Les collectes de folk music à l’époque du New Deal
De nombreux collecteurs, dans les années 1930, ont obtenu le soutient du gouvernement pour mener à bien leur collecte de folk music et dont les collections sont toutes archivées dans l’Archive of American Folk Song (créée en 1928 au sein de la division musique de la bibliothèque du Congrès). Le rôle social et politique de la musique est une préoccupation importante à cette époque et la sauvegarde, la promotion et la pratique de le folk music sont alors considérées (notamment par Eleanor Roosevelt10) comme un antidote efficace à la crise spirituelle causée par la dépression.
La Resettlement Administration 11et la Work Progress Administration 12 qui ont employé Sidney Robertson dans les années 1930, font parties des agences composant la «soupe d’alphabet» du New Deal du président Franklin Roosevelt.
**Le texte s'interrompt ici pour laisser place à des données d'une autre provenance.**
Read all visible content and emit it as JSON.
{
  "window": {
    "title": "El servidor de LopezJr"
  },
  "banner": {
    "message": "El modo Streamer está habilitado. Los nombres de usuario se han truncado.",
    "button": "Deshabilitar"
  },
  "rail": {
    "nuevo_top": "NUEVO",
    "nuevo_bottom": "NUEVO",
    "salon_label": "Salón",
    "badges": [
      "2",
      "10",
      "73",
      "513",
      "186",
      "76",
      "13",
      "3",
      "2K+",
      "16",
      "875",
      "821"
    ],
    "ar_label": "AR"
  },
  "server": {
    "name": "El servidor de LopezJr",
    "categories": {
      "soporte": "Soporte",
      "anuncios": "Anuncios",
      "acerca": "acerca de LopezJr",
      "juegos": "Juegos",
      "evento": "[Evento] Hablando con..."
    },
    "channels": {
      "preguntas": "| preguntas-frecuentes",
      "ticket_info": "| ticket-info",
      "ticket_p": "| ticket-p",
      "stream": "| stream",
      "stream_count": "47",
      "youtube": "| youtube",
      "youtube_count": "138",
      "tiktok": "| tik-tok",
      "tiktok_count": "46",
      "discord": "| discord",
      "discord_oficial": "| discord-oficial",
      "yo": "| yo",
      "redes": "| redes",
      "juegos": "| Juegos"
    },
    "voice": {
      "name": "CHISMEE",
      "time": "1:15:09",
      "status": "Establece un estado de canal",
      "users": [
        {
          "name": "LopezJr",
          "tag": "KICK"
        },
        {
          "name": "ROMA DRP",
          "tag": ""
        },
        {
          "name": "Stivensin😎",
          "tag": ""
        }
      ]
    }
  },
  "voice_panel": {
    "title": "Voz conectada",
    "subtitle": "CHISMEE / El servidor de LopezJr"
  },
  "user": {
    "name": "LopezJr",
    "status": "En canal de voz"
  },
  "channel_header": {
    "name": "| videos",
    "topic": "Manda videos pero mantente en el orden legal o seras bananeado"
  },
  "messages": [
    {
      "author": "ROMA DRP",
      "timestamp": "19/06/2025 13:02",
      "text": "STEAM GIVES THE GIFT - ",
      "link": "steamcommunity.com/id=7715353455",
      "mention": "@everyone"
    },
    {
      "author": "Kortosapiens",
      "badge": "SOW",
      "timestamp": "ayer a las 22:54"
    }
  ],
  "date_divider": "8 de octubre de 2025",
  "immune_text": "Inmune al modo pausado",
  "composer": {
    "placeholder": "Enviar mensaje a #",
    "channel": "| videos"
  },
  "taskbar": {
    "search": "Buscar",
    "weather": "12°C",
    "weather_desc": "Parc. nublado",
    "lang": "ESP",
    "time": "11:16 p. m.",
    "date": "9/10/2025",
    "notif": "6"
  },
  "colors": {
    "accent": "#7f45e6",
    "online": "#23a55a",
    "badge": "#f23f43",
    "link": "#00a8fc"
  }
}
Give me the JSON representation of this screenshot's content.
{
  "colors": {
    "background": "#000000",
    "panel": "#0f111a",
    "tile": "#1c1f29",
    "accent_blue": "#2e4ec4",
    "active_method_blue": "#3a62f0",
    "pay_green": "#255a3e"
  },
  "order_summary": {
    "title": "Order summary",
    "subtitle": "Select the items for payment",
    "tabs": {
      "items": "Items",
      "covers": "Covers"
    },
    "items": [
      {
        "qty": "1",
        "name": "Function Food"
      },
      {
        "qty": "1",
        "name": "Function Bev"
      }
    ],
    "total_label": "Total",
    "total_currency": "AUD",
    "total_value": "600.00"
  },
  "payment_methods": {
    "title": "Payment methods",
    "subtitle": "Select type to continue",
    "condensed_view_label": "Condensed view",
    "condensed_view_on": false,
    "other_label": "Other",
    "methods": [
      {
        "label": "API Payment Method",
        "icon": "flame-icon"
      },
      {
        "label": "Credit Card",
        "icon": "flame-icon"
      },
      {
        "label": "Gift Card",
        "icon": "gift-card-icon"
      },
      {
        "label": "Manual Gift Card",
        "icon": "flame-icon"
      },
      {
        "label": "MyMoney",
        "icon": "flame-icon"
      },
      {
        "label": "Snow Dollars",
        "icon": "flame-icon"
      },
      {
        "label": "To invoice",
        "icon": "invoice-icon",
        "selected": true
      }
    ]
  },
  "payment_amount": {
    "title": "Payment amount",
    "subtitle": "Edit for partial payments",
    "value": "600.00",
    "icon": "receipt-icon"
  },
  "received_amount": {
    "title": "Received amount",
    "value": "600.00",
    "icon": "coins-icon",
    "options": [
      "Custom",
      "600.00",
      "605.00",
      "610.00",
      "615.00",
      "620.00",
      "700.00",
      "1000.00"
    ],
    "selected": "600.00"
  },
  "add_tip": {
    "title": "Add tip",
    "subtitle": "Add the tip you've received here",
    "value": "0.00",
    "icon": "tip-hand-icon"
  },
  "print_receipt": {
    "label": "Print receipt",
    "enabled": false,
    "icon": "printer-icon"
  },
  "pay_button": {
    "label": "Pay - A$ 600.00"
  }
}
Après son élection en 1933, Roosevelt lance un vaste programme de réforme visant à relancer l’économie du pays et à apporter une assistance aux laissés pour compte de la Grande Dépression. En plus des grands travaux publics (construction de ponts, de barrages, réhabilitation des sols) qui emploient plusieurs millions de chômeurs, Roosevelt met en place une série de programmes artistiques et culturels, dont le double objectif est de créer des emplois pour les artistes et intellectuels et de promouvoir une culture nationale, reflétant les idéaux progressistes et démocratiques de son gouvernement et mettant à l’honneur le «common man» autrement dit le «folk».
Tous ces programmes ont en commun la volonté de documenter (que cela soit par la photographie, les récits littéraires ou encore la musique) la vie quotidienne et la culture des américains du commun (agriculteurs, ouvriers, artisans etc.). Les employés de ces programmes recueillent des témoignages d’anciens esclaves, photographient la misère éprouvée par les métayers contraints à vivre sur le bord des routes, rédigent des guides touristiques dans un esprit régionaliste, et enregistrent la musique des mountaineers des Appalaches, des populations noires du Sud, des bûcherons de l’Upper Midwest ou encore des ouvriers des mines.
C'est dans ce contexte que la chanson «Why Do You Bob Your Hair, Girls», a été restrancrite par Tom Collins, le 3 septembre 1936. Collins est alors le directeur du camp pour travailleurs agricoles migrants d’Arvin à Bakersfield, en Californie. Ce camp, ainsi que 18 autres du même type, ont été mis en place par la Farm Security Administration (nouveau nom de la RA à partir de 1937, cf: note sur la RA) pour accueillir le flot de migrants venus des Grandes Plaines pour trouver du travail dans les grandes industries agricoles de Californie.
«Lady on Wheels» :
Sidney Robertson, collectrice de folk music à l’époque du New Deal.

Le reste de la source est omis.